Friday, May 24, 2013

Kummerspeck

A friend sent me a marvelous list of foreign words that don't have an equivalent in English.  It is missing one such word that I use frequently:  saudade, which, in Portuguese, is an extreme longing or homesickness for someone or something or some place.  The Brasilians who stayed here, and especially the ones who have remained in our lives all these years, and I use this term all the time--it's a very long time between visits, so there is much saudade.

While most of the words on this list are totally unpronounceable, the first word on the list is one I think I can pronounce easily. (don't ask me how to pronounce "mamihlapinatapai," which is in the Yaghan language of Tierra del Fuego and describes that special look shared between two people, when both are wishing that the other would do something that they both want, but neither want to do.)  The pronounceable word is "Kummerspeck," which is German for "excess weight from emotional overeating, or, literally, 'grief bacon'."

What a marvelous word.  If I didn't already have sebendy-leben blogs already, I'd start a new one just to call it "Kummerspeck" and then decide how to tailor the content to the title!  I have suffered from Kummerspeck my whole life and just never knew it before!  I feel like Anne Sullivan teaching Helen Keller what "water" is..."It has a name...It has a name!"

And if I weren't before, I am definitely in the throes of a nice episode of Kummerspeck right now.  Trying to juggle all the things that need to be done to get my mother up here on Saturday has me scarfing down food without even realizing that I've eaten anything until after it's all gone.

Kummerspeck.  I like it.

This morning I ran around town getting last minute things done.   On the way to Target, Ed called me (a call I took on the bluetooth in the new car.   Have I mentioned I love that car?) and we talked about the status with money and other things about moving.  He feel bad about not being there on Saturday, but thinks that with so many other people around he would probably just be in the way and he needed the rest and would stop by and see her on Tuesday, which is probably going to be better.   Less confusing for her with fewer people.

I bought a shower curtain and rings to install in the bathroom, then got toilet paper, tonic, ice cream, and ice cream cones to go with her vodka and cashews and took it all to the apartment and got the curtain up, but couldn't close most of the rings, so Walt went and finished the job later in the afternoon.

In the afternoon, I worked at Logos.  Lemme tell ya, working at the book store was so far off my radar screen that I had to literally force myself into "book store mode."  

Just before I went to work, I received the bill for my mother's first month at Covell.  They only overbilled us by $6,000.  Billed us for two payments she made already.  Naturally I called right away and was told that the billing person was presently busy and would get right back to me.  I have discovered that this seems to be the standard answer at Covell.  The person you want to reach is always busy and is always going to "get right back to me" and never does.

At 4:30, naturally I had not heard from her so I called again (the glory of being able to take your cell phone with you to work!).  And, of course, she had gone for the day, but would call me tomorrow.  I'm afraid I made a bit of a stink about how we haven't even moved in yet and I'm already fed up with the runaround I get every time.  The person on the phone told me she would talk with the manager and he would "get right back to me."

I had little hope, but he actually did and we actually had a very nice talk.  I have the feeling that the left hand doesn't always know what the right hand is doing in that place.  For example, he told me that when my mother moves in, someone would bring her a set of keys.  I probably should NOT have admitted that we already have keys (at least I didn't admit that we have three sets of keys!)   He assured me that this was not their policy and that he would talk with his staff about it.  I hope I didn't get anybody in trouble.
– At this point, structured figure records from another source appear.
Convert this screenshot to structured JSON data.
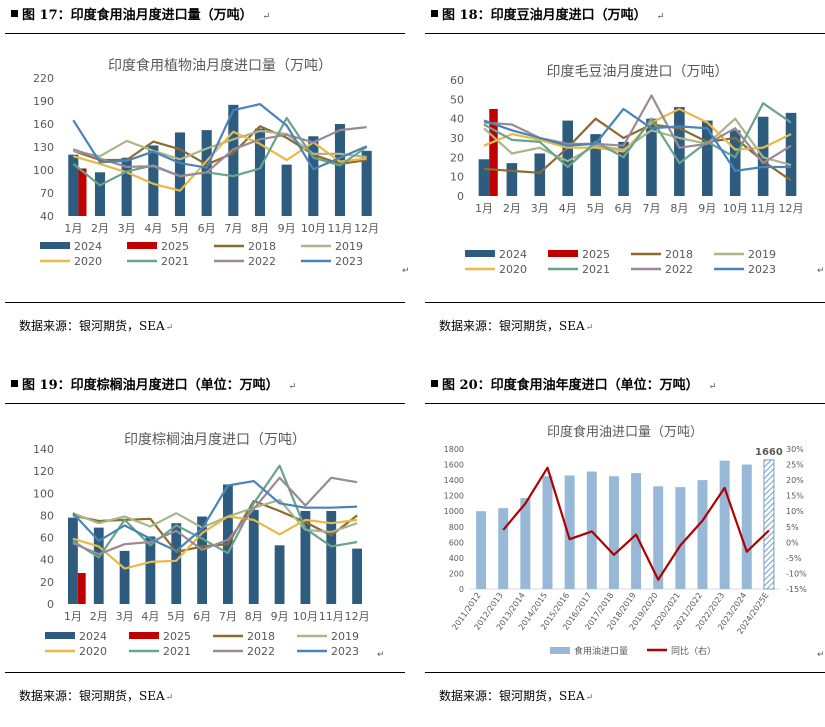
{
  "source_text": "数据来源：银河期货，SEA",
  "source_mark": "↵",
  "caption_mark": "↵",
  "colors": {
    "2024": "#2e5c7e",
    "2025": "#c00000",
    "2018": "#8b6b2e",
    "2019": "#a9b58a",
    "2020": "#e8b84a",
    "2021": "#6aa38c",
    "2022": "#9b8a95",
    "2023": "#4a83b8",
    "bars_annual": "#97b8d6",
    "yoy_line": "#b00000"
  },
  "chart_data": [
    {
      "id": "fig17",
      "caption": "图 17：印度食用油月度进口量（万吨）",
      "type": "bar+line",
      "title": "印度食用植物油月度进口量（万吨）",
      "categories": [
        "1月",
        "2月",
        "3月",
        "4月",
        "5月",
        "6月",
        "7月",
        "8月",
        "9月",
        "10月",
        "11月",
        "12月"
      ],
      "ylim": [
        40,
        220
      ],
      "yticks": [
        40,
        70,
        100,
        130,
        160,
        190,
        220
      ],
      "bars": [
        {
          "name": "2024",
          "values": [
            120,
            97,
            116,
            132,
            149,
            152,
            185,
            154,
            107,
            144,
            160,
            125
          ]
        },
        {
          "name": "2025",
          "values": [
            102
          ]
        }
      ],
      "series": [
        {
          "name": "2018",
          "values": [
            125,
            113,
            113,
            137,
            127,
            107,
            122,
            157,
            142,
            120,
            108,
            113
          ]
        },
        {
          "name": "2019",
          "values": [
            125,
            118,
            138,
            125,
            114,
            128,
            140,
            151,
            147,
            121,
            121,
            117
          ]
        },
        {
          "name": "2020",
          "values": [
            118,
            108,
            97,
            82,
            73,
            112,
            150,
            134,
            113,
            136,
            111,
            115
          ]
        },
        {
          "name": "2021",
          "values": [
            108,
            80,
            98,
            106,
            92,
            97,
            92,
            102,
            168,
            116,
            106,
            130
          ]
        },
        {
          "name": "2022",
          "values": [
            127,
            115,
            104,
            105,
            92,
            97,
            127,
            140,
            146,
            136,
            152,
            156
          ]
        },
        {
          "name": "2023",
          "values": [
            165,
            110,
            112,
            124,
            109,
            103,
            178,
            186,
            158,
            101,
            116,
            131
          ]
        }
      ],
      "legend": [
        "2024",
        "2025",
        "2018",
        "2019",
        "2020",
        "2021",
        "2022",
        "2023"
      ]
    },
    {
      "id": "fig18",
      "caption": "图 18：印度豆油月度进口（万吨）",
      "type": "bar+line",
      "title": "印度毛豆油月度进口（万吨）",
      "categories": [
        "1月",
        "2月",
        "3月",
        "4月",
        "5月",
        "6月",
        "7月",
        "8月",
        "9月",
        "10月",
        "11月",
        "12月"
      ],
      "ylim": [
        0,
        60
      ],
      "yticks": [
        0,
        10,
        20,
        30,
        40,
        50,
        60
      ],
      "bars": [
        {
          "name": "2024",
          "values": [
            19,
            17,
            22,
            39,
            32,
            28,
            40,
            46,
            39,
            34,
            41,
            43
          ]
        },
        {
          "name": "2025",
          "values": [
            45
          ]
        }
      ],
      "series": [
        {
          "name": "2018",
          "values": [
            14,
            13,
            12,
            25,
            40,
            30,
            37,
            35,
            28,
            30,
            18,
            8
          ]
        },
        {
          "name": "2019",
          "values": [
            35,
            22,
            25,
            18,
            26,
            24,
            34,
            30,
            27,
            40,
            20,
            16
          ]
        },
        {
          "name": "2020",
          "values": [
            26,
            32,
            29,
            25,
            25,
            23,
            38,
            45,
            38,
            24,
            25,
            32
          ]
        },
        {
          "name": "2021",
          "values": [
            37,
            29,
            28,
            15,
            28,
            20,
            40,
            17,
            28,
            20,
            48,
            38
          ]
        },
        {
          "name": "2022",
          "values": [
            38,
            37,
            30,
            27,
            27,
            26,
            52,
            25,
            27,
            35,
            17,
            26
          ]
        },
        {
          "name": "2023",
          "values": [
            39,
            34,
            30,
            26,
            27,
            45,
            35,
            36,
            35,
            13,
            15,
            15
          ]
        }
      ],
      "legend": [
        "2024",
        "2025",
        "2018",
        "2019",
        "2020",
        "2021",
        "2022",
        "2023"
      ]
    },
    {
      "id": "fig19",
      "caption": "图 19：印度棕榈油月度进口（单位：万吨）",
      "type": "bar+line",
      "title": "印度棕榈油月度进口（万吨）",
      "categories": [
        "1月",
        "2月",
        "3月",
        "4月",
        "5月",
        "6月",
        "7月",
        "8月",
        "9月",
        "10月",
        "11月",
        "12月"
      ],
      "ylim": [
        0,
        140
      ],
      "yticks": [
        0,
        20,
        40,
        60,
        80,
        100,
        120,
        140
      ],
      "bars": [
        {
          "name": "2024",
          "values": [
            78,
            69,
            48,
            61,
            73,
            79,
            108,
            85,
            53,
            84,
            84,
            50
          ]
        },
        {
          "name": "2025",
          "values": [
            28
          ]
        }
      ],
      "series": [
        {
          "name": "2018",
          "values": [
            80,
            75,
            76,
            77,
            47,
            52,
            54,
            93,
            84,
            74,
            62,
            80
          ]
        },
        {
          "name": "2019",
          "values": [
            82,
            73,
            79,
            70,
            82,
            69,
            79,
            87,
            94,
            67,
            65,
            73
          ]
        },
        {
          "name": "2020",
          "values": [
            59,
            52,
            32,
            38,
            39,
            64,
            79,
            76,
            63,
            76,
            73,
            76
          ]
        },
        {
          "name": "2021",
          "values": [
            57,
            42,
            76,
            53,
            71,
            59,
            46,
            91,
            125,
            68,
            52,
            56
          ]
        },
        {
          "name": "2022",
          "values": [
            55,
            45,
            54,
            56,
            66,
            49,
            58,
            86,
            114,
            89,
            114,
            110
          ]
        },
        {
          "name": "2023",
          "values": [
            82,
            57,
            71,
            59,
            48,
            68,
            107,
            111,
            91,
            87,
            87,
            88
          ]
        }
      ],
      "legend": [
        "2024",
        "2025",
        "2018",
        "2019",
        "2020",
        "2021",
        "2022",
        "2023"
      ]
    },
    {
      "id": "fig20",
      "caption": "图 20：印度食用油年度进口（单位：万吨）",
      "type": "bar+line dual-axis",
      "title": "印度食用油进口量（万吨）",
      "categories": [
        "2011/2012",
        "2012/2013",
        "2013/2014",
        "2014/2015",
        "2015/2016",
        "2016/2017",
        "2017/2018",
        "2018/2019",
        "2019/2020",
        "2020/2021",
        "2021/2022",
        "2022/2023",
        "2023/2024",
        "2024/2025E"
      ],
      "ylim": [
        0,
        1800
      ],
      "yticks": [
        0,
        200,
        400,
        600,
        800,
        1000,
        1200,
        1400,
        1600,
        1800
      ],
      "y2lim": [
        -15,
        30
      ],
      "y2ticks": [
        "-15%",
        "-10%",
        "-5%",
        "0%",
        "5%",
        "10%",
        "15%",
        "20%",
        "25%",
        "30%"
      ],
      "bar_series": {
        "name": "食用油进口量",
        "values": [
          1000,
          1040,
          1170,
          1450,
          1460,
          1510,
          1450,
          1490,
          1320,
          1310,
          1400,
          1650,
          1600,
          1660
        ]
      },
      "line_series": {
        "name": "同比（右）",
        "values": [
          null,
          4,
          12.5,
          24,
          1,
          3.5,
          -4,
          2.5,
          -12,
          -1,
          7,
          17.5,
          -3,
          3.8
        ]
      },
      "last_label": "1660",
      "legend": [
        "食用油进口量",
        "同比（右）"
      ]
    }
  ]
}
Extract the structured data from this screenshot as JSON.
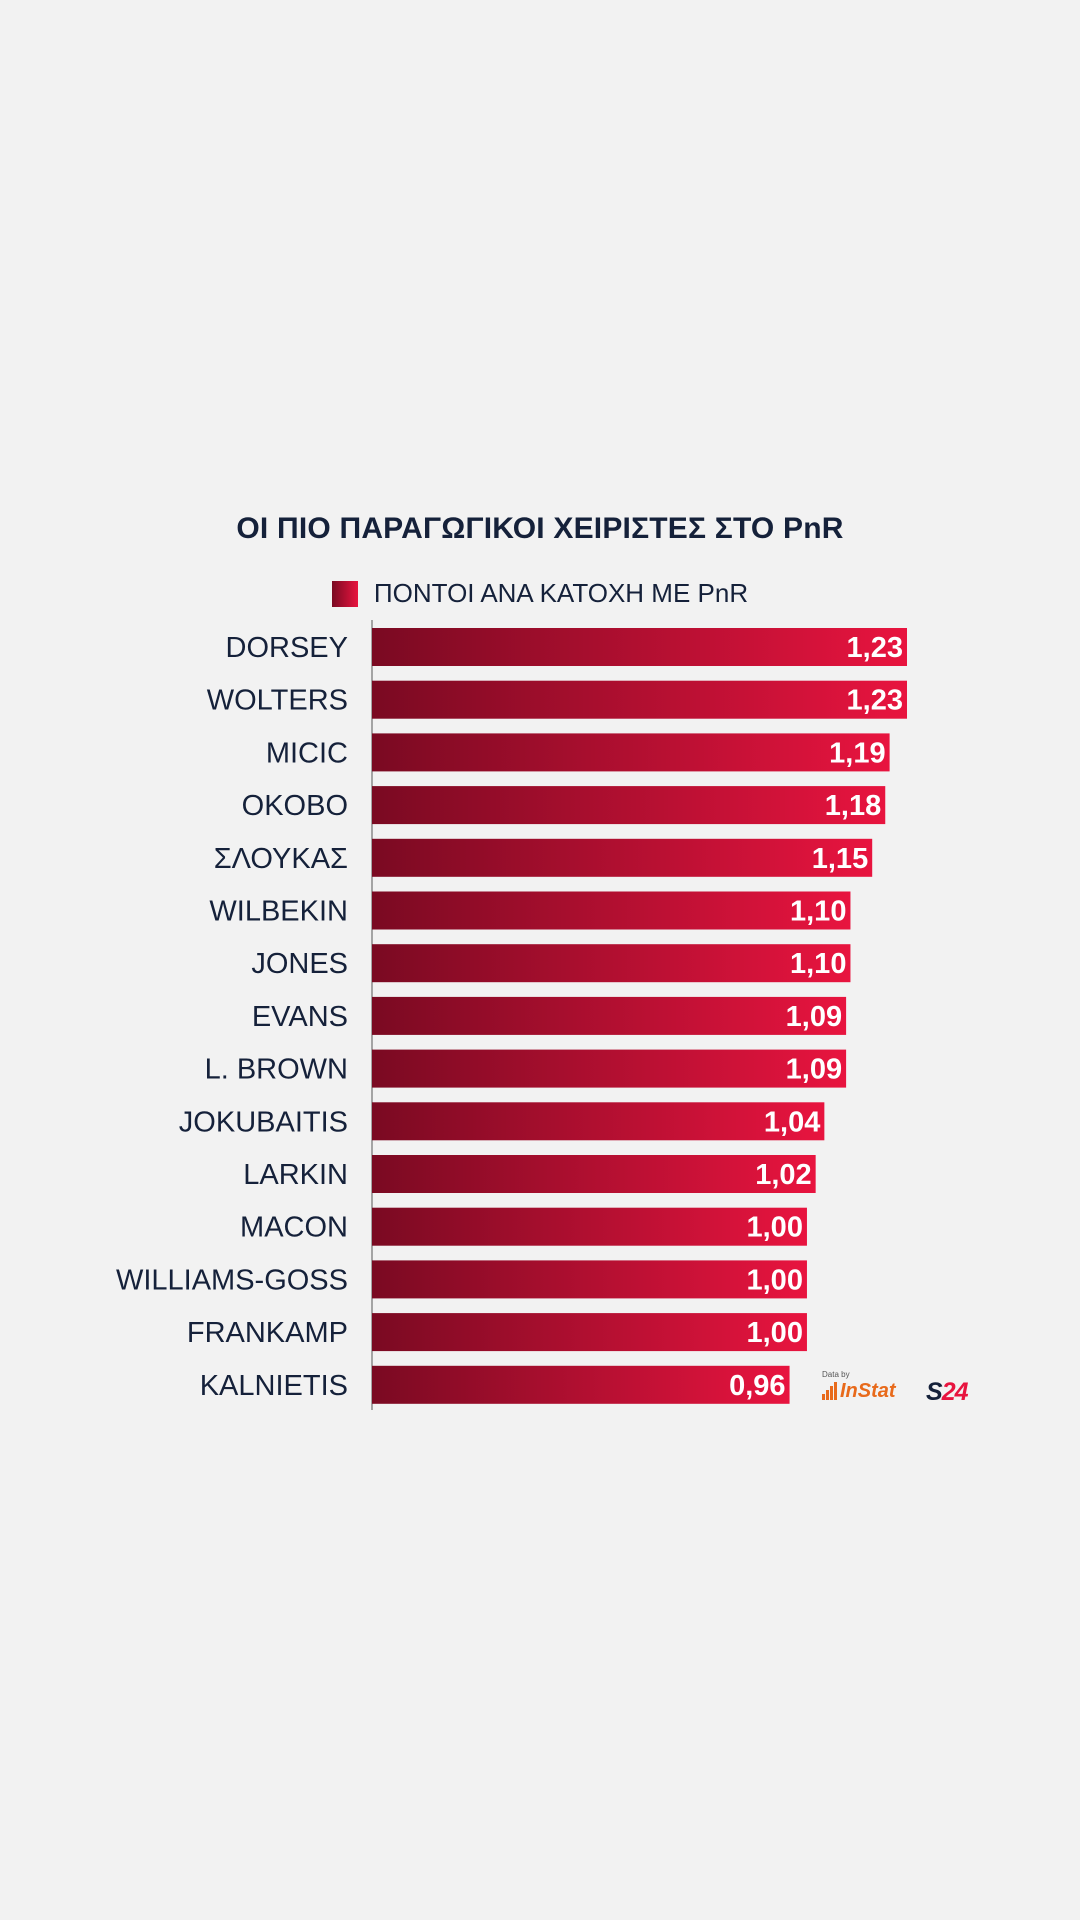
{
  "chart_data": {
    "type": "bar",
    "orientation": "horizontal",
    "title": "ΟΙ ΠΙΟ ΠΑΡΑΓΩΓΙΚΟΙ ΧΕΙΡΙΣΤΕΣ ΣΤΟ PnR",
    "legend": [
      "ΠΟΝΤΟΙ ΑΝΑ ΚΑΤΟΧΗ ΜΕ PnR"
    ],
    "legend_position": "top",
    "categories": [
      "DORSEY",
      "WOLTERS",
      "MICIC",
      "OKOBO",
      "ΣΛΟΥΚΑΣ",
      "WILBEKIN",
      "JONES",
      "EVANS",
      "L. BROWN",
      "JOKUBAITIS",
      "LARKIN",
      "MACON",
      "WILLIAMS-GOSS",
      "FRANKAMP",
      "KALNIETIS"
    ],
    "values": [
      1.23,
      1.23,
      1.19,
      1.18,
      1.15,
      1.1,
      1.1,
      1.09,
      1.09,
      1.04,
      1.02,
      1.0,
      1.0,
      1.0,
      0.96
    ],
    "value_labels": [
      "1,23",
      "1,23",
      "1,19",
      "1,18",
      "1,15",
      "1,10",
      "1,10",
      "1,09",
      "1,09",
      "1,04",
      "1,02",
      "1,00",
      "1,00",
      "1,00",
      "0,96"
    ],
    "xlim": [
      0,
      1.23
    ],
    "grid": false,
    "colors": {
      "bar_start": "#7a0a22",
      "bar_end": "#e8143f",
      "text": "#15213a",
      "background": "#f2f2f2"
    }
  },
  "branding": {
    "data_by": "Data by",
    "instat": "InStat",
    "s24_s": "S",
    "s24_num": "24"
  }
}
I had been told throughout the signing up process that as soon as all the paperwork was finished and all the money paid, we had possession of the apartment and they would give us keys.

Owell...that's their problem to work out.

The next thing to keep me awake is worry about whether the movers will actually show up on Saturday.  They are supposed to call me tomorrow.

Walt is driving me down to Terra Linda tomorrow and I will stay there until the movers come on Saturday and then drive her up and help her get settled and stay to have dinner with her the first night.


3 comments:

Mary Z said...

Lots of hugs and happy thoughts for you and the folks this weekend. Remember to occasionally take a minute or two for yourself to be alone and take a few deep breaths, or shed a few tears...maybe lock yourself in a bathroom(?).

Mary Z said...

p.s. I love Kummerspeck, too. Can you e-mail me the list of words?

Sian said...

Breathe - remember to breathe...and deeply! I am sure you are doing the right thimg moving your Mom to Davis.